Discovery and monitoring of SQL Server 2014 roles like DB Engine, Integrations Services.
Discovery of SQL Server 2014 components: Databases, SQL Agent and SQL jobs.
The management pack introduces 100+ monitors and 380+ rules to provide a deep monitoring of SQL Server 2014. Please refer to the SQL Server 2014 Management Pack Guide for the full list of monitoring scenarios and workflow inventory.
Monitoring of SQL Server 2014 AlwaysOn:
Automatic discovery and monitoring of availability groups, availability replicas, and availability databases.
Health roll-up from availability database to availability replicas.
Detailed knowledge for each related monitoring workflow.
Seamless integration with SQL Server 2014 policy based management (PBM):
Automatic discovery and monitoring of custom PBM polices targeted to Database or Database components.
Rollup of policy execution health to the health of related SCOM entity.

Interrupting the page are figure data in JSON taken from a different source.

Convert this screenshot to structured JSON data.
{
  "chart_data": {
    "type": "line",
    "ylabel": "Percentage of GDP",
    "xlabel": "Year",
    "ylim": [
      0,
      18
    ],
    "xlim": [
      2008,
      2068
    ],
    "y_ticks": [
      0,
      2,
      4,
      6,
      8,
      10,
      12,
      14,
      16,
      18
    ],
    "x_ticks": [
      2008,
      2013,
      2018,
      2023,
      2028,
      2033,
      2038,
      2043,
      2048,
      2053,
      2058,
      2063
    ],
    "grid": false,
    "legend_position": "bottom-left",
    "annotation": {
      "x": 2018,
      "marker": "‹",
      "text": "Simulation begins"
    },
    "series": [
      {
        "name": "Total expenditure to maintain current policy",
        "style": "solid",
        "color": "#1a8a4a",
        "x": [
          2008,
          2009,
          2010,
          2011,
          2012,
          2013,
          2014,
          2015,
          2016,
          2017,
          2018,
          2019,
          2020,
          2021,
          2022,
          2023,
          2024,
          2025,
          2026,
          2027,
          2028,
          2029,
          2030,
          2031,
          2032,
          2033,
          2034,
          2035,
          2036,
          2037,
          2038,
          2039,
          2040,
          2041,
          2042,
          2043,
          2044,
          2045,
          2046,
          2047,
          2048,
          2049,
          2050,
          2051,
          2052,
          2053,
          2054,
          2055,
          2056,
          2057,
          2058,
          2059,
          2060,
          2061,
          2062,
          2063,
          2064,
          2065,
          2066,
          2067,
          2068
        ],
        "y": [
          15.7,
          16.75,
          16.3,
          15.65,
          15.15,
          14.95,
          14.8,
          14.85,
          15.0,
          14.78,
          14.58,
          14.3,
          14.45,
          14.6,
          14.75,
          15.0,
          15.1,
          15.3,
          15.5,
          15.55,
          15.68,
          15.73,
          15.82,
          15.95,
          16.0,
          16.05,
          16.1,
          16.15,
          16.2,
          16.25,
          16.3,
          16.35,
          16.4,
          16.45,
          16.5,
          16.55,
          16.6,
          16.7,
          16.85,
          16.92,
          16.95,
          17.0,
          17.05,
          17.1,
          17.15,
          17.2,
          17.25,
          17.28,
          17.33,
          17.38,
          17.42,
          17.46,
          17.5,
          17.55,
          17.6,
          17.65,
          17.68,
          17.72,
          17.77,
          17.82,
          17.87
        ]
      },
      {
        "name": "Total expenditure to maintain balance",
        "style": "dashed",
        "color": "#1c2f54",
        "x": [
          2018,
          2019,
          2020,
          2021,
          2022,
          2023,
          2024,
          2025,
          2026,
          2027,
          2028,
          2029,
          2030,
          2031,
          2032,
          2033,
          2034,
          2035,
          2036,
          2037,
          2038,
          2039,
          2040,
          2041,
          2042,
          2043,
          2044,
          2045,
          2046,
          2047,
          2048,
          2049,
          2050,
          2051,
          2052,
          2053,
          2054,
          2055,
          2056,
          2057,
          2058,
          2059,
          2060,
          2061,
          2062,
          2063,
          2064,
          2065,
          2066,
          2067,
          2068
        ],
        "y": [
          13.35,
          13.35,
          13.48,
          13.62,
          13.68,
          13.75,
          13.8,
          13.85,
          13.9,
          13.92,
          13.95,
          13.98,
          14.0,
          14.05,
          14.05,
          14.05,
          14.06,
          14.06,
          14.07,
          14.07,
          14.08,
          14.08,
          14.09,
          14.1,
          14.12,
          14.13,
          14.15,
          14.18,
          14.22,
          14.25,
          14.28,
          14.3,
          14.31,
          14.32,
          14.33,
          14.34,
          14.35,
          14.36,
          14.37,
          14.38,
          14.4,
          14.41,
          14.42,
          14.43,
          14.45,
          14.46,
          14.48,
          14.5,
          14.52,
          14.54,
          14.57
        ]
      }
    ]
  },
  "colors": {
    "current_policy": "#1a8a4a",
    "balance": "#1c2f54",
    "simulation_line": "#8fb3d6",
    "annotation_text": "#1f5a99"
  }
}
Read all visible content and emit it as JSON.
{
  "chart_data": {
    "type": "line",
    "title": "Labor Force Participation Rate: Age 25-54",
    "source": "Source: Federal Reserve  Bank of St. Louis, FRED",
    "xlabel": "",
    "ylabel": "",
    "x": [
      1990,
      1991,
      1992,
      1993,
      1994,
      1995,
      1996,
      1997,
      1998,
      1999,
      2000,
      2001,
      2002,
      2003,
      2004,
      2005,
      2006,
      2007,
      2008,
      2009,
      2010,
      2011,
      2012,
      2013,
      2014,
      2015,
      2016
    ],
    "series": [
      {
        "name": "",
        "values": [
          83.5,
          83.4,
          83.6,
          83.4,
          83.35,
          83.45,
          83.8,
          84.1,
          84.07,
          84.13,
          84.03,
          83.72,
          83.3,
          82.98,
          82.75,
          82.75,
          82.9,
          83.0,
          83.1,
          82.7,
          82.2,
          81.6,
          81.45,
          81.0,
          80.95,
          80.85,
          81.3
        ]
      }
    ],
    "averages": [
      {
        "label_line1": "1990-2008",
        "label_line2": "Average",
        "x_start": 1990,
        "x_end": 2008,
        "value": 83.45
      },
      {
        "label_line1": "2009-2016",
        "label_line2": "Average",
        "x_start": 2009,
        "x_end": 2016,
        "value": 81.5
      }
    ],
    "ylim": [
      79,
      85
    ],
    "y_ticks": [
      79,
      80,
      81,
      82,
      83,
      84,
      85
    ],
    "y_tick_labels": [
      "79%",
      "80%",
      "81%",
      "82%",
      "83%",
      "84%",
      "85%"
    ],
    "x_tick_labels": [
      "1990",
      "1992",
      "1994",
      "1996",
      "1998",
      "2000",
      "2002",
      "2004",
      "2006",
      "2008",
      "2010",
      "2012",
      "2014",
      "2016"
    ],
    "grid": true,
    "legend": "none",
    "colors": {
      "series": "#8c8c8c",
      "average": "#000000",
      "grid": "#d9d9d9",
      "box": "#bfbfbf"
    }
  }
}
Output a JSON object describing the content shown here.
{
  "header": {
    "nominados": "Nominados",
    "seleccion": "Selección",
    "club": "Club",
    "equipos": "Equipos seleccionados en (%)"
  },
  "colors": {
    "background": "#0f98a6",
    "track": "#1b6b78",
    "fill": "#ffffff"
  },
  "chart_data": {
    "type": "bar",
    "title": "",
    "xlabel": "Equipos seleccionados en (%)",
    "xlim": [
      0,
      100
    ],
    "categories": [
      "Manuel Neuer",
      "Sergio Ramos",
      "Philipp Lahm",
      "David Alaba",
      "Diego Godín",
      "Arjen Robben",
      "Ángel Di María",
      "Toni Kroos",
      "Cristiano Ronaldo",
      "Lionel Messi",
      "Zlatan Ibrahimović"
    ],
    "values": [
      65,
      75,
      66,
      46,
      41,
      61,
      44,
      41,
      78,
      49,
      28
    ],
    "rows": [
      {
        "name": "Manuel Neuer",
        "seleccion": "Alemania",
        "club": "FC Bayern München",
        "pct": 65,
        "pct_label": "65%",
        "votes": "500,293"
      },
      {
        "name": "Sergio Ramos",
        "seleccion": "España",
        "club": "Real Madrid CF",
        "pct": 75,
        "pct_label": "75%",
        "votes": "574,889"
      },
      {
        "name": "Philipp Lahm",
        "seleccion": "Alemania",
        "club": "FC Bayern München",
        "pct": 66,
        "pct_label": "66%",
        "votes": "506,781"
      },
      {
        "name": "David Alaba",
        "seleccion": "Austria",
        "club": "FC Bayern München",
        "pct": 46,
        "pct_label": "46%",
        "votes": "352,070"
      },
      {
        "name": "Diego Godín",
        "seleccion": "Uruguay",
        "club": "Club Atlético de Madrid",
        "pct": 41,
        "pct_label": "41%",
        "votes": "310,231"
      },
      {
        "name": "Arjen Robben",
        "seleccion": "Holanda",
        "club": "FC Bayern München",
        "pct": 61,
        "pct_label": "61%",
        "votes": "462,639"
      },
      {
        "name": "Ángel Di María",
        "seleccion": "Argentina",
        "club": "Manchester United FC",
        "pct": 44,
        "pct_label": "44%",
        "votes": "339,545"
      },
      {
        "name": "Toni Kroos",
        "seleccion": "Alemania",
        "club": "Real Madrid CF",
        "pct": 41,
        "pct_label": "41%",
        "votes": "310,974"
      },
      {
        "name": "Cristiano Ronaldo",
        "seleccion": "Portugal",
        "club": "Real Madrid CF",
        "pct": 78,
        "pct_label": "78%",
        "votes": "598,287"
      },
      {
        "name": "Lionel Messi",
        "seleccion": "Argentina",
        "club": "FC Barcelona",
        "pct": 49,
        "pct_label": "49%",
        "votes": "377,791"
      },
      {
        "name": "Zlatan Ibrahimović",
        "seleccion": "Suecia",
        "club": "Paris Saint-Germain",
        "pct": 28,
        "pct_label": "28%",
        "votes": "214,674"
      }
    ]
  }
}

Monitoring of SQL Server In-Memory OLTP.
Reports for long-term analysis of different problematic areas related to SQL Server 2014, such as SQL Server lock analysis, top deadlocked databases, SQL Server service pack levels, user connection activity. Also, generic reports from the Microsoft Generic Report Library can be used to review availability and performance of objects discovered by System Center Operations Manager Management Pack for SQL Server 2014.
Low-privilege monitoring is supported for both stand-alone installations and clustered environments, except PBM.
Support for Mirroring Monitoring
Discover mirroring databases, witness, and mirroring group.